2 thoughts on “Anti-competitive regulations and the harm they cause (Part 1)”

  1. Posted 09/07/2018 at 09:30 | Permalink

    Reducing the stupid length of copyright.

    You get a patent for the best invention ever — say a drug that cures all cancer and your patent will run 20 years maximum.

    You write a good book and it lasts your lifetime and 70 years more.

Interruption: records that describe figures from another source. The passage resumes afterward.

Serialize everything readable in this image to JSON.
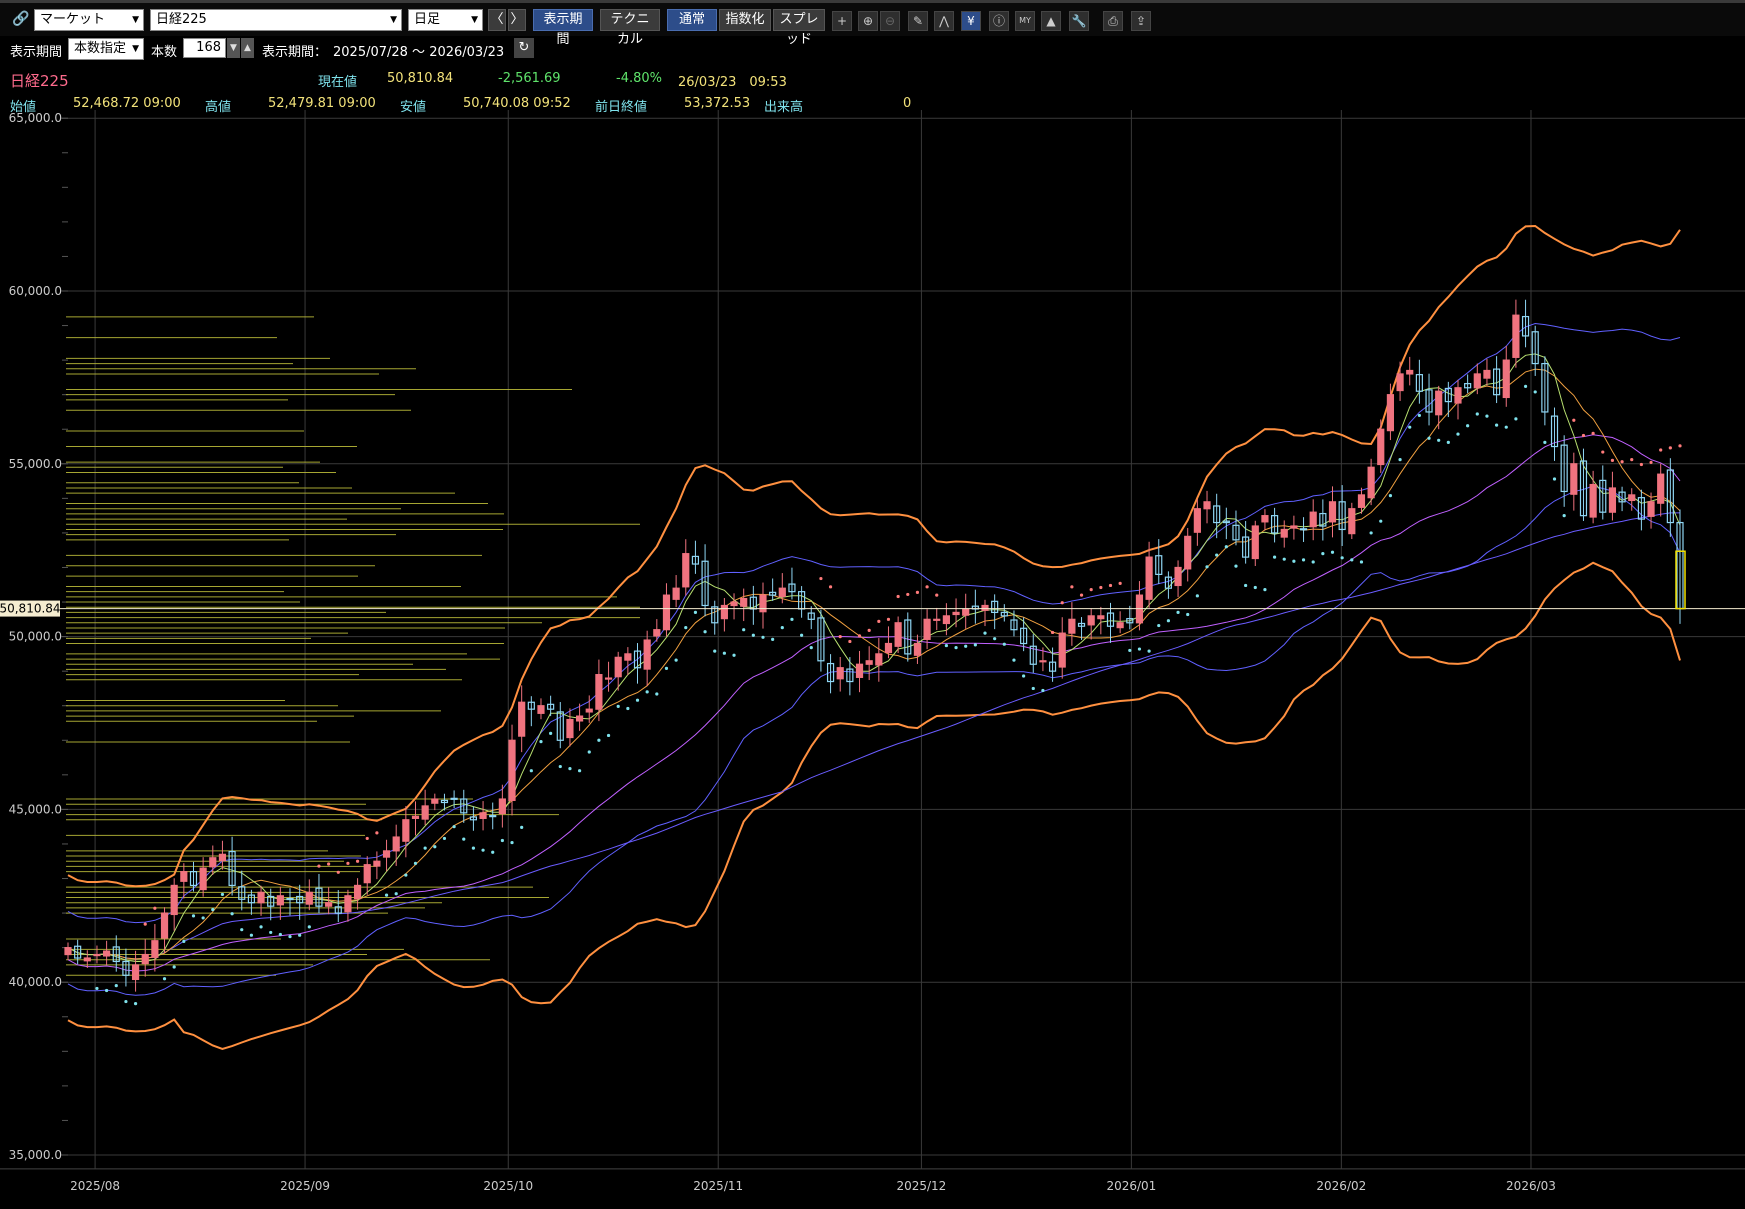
{
  "toolbar": {
    "link_icon": "link-icon",
    "market_select": "マーケット",
    "symbol_select": "日経225",
    "period_type_select": "日足",
    "prev_label": "〈",
    "next_label": "〉",
    "display_period_button": "表示期間",
    "technical_button": "テクニカル",
    "normal_button": "通常",
    "index_button": "指数化",
    "spread_button": "スプレッド",
    "icons": [
      "crosshair-icon",
      "zoom-in-icon",
      "zoom-out-icon",
      "pen-icon",
      "trend-icon",
      "yen-icon",
      "info-icon",
      "my-icon",
      "area-icon",
      "wrench-icon",
      "print-icon",
      "export-icon"
    ]
  },
  "period_row": {
    "period_label": "表示期間",
    "period_mode": "本数指定",
    "count_label": "本数",
    "count_value": "168",
    "range_label": "表示期間：",
    "range_value": "2025/07/28 ～ 2026/03/23"
  },
  "quote": {
    "name": "日経225",
    "current_label": "現在値",
    "current_value": "50,810.84",
    "change": "-2,561.69",
    "change_pct": "-4.80%",
    "datetime": "26/03/23　09:53",
    "open_label": "始値",
    "open_value": "52,468.72 09:00",
    "high_label": "高値",
    "high_value": "52,479.81 09:00",
    "low_label": "安値",
    "low_value": "50,740.08 09:52",
    "prev_close_label": "前日終値",
    "prev_close_value": "53,372.53",
    "volume_label": "出来高",
    "volume_value": "0"
  },
  "colors": {
    "up": "#f0737f",
    "down": "#8fd6f4",
    "bb_outer": "#ff9040",
    "bb_mid": "#6060ff",
    "ma": "#c060ff",
    "sar_up": "#7fe2ec",
    "sar_down": "#ff7b7b",
    "volume_profile": "#b8b838"
  },
  "chart_data": {
    "type": "candlestick",
    "ylim": [
      35000,
      65000
    ],
    "y_ticks": [
      "35,000.0",
      "40,000.0",
      "45,000.0",
      "50,000.0",
      "55,000.0",
      "60,000.0",
      "65,000.0"
    ],
    "x_labels": [
      "2025/08",
      "2025/09",
      "2025/10",
      "2025/11",
      "2025/12",
      "2026/01",
      "2026/02",
      "2026/03"
    ],
    "x_label_dates": [
      "2025-08-01",
      "2025-09-01",
      "2025-10-01",
      "2025-11-01",
      "2025-12-01",
      "2026-01-01",
      "2026-02-01",
      "2026-03-01"
    ],
    "start_date": "2025-07-28",
    "end_date": "2026-03-23",
    "current_price_label": "50,810.84",
    "current_price": 50810.84,
    "closes": [
      41000,
      40700,
      40700,
      40800,
      40900,
      40600,
      40200,
      40500,
      40800,
      41200,
      42000,
      42800,
      43200,
      42800,
      43300,
      43600,
      43700,
      42800,
      42400,
      42300,
      42600,
      42200,
      42500,
      42400,
      42300,
      42600,
      42200,
      42300,
      42000,
      42500,
      42800,
      43400,
      43500,
      43800,
      44200,
      44700,
      44800,
      45100,
      45300,
      45200,
      45300,
      44900,
      44700,
      44900,
      44800,
      45300,
      47000,
      48100,
      47900,
      48000,
      47900,
      47000,
      47600,
      47700,
      47900,
      48900,
      48800,
      49400,
      49500,
      49100,
      49900,
      50200,
      51200,
      51400,
      52400,
      52100,
      50900,
      50400,
      50900,
      51000,
      51100,
      50800,
      51200,
      51200,
      51400,
      51300,
      50800,
      50500,
      49300,
      48700,
      49100,
      48700,
      49200,
      49300,
      49500,
      49800,
      50400,
      49500,
      49800,
      50500,
      50500,
      50600,
      50700,
      50800,
      50800,
      50900,
      50700,
      50600,
      50200,
      49800,
      49200,
      49300,
      49000,
      50100,
      50500,
      50300,
      50600,
      50600,
      50300,
      50400,
      50400,
      51200,
      52300,
      51800,
      51400,
      52000,
      52900,
      53700,
      53900,
      53300,
      53300,
      52800,
      52300,
      53200,
      53500,
      53000,
      53100,
      53200,
      53100,
      53600,
      53200,
      53900,
      53100,
      53700,
      54100,
      54900,
      56000,
      57000,
      57600,
      57700,
      57100,
      56500,
      57100,
      56800,
      57200,
      57200,
      57600,
      57700,
      57000,
      58000,
      59300,
      58700,
      57900,
      56500,
      55500,
      54200,
      55000,
      53500,
      54400,
      53600,
      54300,
      53900,
      54100,
      53400,
      53900,
      54700,
      53300,
      50810
    ],
    "price_overlays": "moving averages, Bollinger bands, parabolic SAR, volume-by-price profile"
  }
}
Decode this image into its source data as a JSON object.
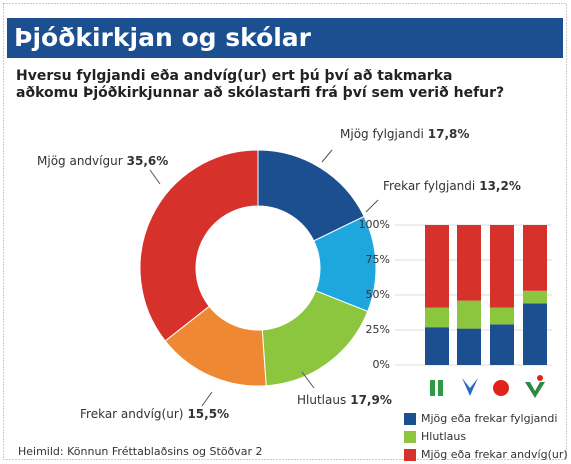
{
  "title": "Þjóðkirkjan og skólar",
  "subtitle": [
    "Hversu fylgjandi eða andvíg(ur) ert þú því að takmarka",
    "aðkomu Þjóðkirkjunnar að skólastarfi frá því sem verið hefur?"
  ],
  "source": "Heimild: Könnun Fréttablaðsins og Stöðvar 2",
  "chart_data": [
    {
      "type": "pie",
      "categories": [
        "Mjög fylgjandi",
        "Frekar fylgjandi",
        "Hlutlaus",
        "Frekar andvíg(ur)",
        "Mjög andvígur"
      ],
      "values": [
        17.8,
        13.2,
        17.9,
        15.5,
        35.6
      ],
      "value_labels": [
        "17,8%",
        "13,2%",
        "17,9%",
        "15,5%",
        "35,6%"
      ],
      "colors": [
        "#1b4f8f",
        "#1ea6df",
        "#8cc63f",
        "#ef8832",
        "#d7312c"
      ]
    },
    {
      "type": "bar",
      "stacked": true,
      "categories": [
        null,
        null,
        null,
        null
      ],
      "series": [
        {
          "name": "Mjög eða frekar fylgjandi",
          "color": "#1b4f8f",
          "values": [
            27,
            26,
            29,
            44
          ]
        },
        {
          "name": "Hlutlaus",
          "color": "#8cc63f",
          "values": [
            14,
            20,
            12,
            9
          ]
        },
        {
          "name": "Mjög eða frekar andvíg(ur)",
          "color": "#d7312c",
          "values": [
            59,
            54,
            59,
            47
          ]
        }
      ],
      "ylim": [
        0,
        100
      ],
      "yticks": [
        {
          "value": 0,
          "label": "0%"
        },
        {
          "value": 25,
          "label": "25%"
        },
        {
          "value": 50,
          "label": "50%"
        },
        {
          "value": 75,
          "label": "75%"
        },
        {
          "value": 100,
          "label": "100%"
        }
      ]
    }
  ]
}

  2. Posted 12/07/2018 at 20:51 | Permalink

    Funny how something designed to protect consumers from the selling of overly complex and incompletely understood products by unscrupulous and not necessarily full cognisant companies is seen as “uncompetitive”. Such products are in the main not designed for purchase by the ordinary person but would be sold by boilershop companies without fear of restraint or prosectuion with the excuse that it was for the consumer to make sure they knew what they were buying.
    Worse still it was the sales of these complex instruments that have been the cause of various financial problems around the globe.
    Yet here we find again those who see greed as a good thing calling out such protections as “uncompetitive” yet closer analysis shows this to be nothing of the sort.
    The so called unsophisticated markets you call out in the article are not set up to sell such complex instruments and therefore the controls placed on them by the EU directive will prevent them from selling things that they don’t necessarily understand. Consumers who want such things will need to trade in more sophisticated markets where there is better understanding of the products and we can only hope of course that they will ensure that the purchaser receives a far better explanation of the instrument that perhaps they may get in Bulgaria.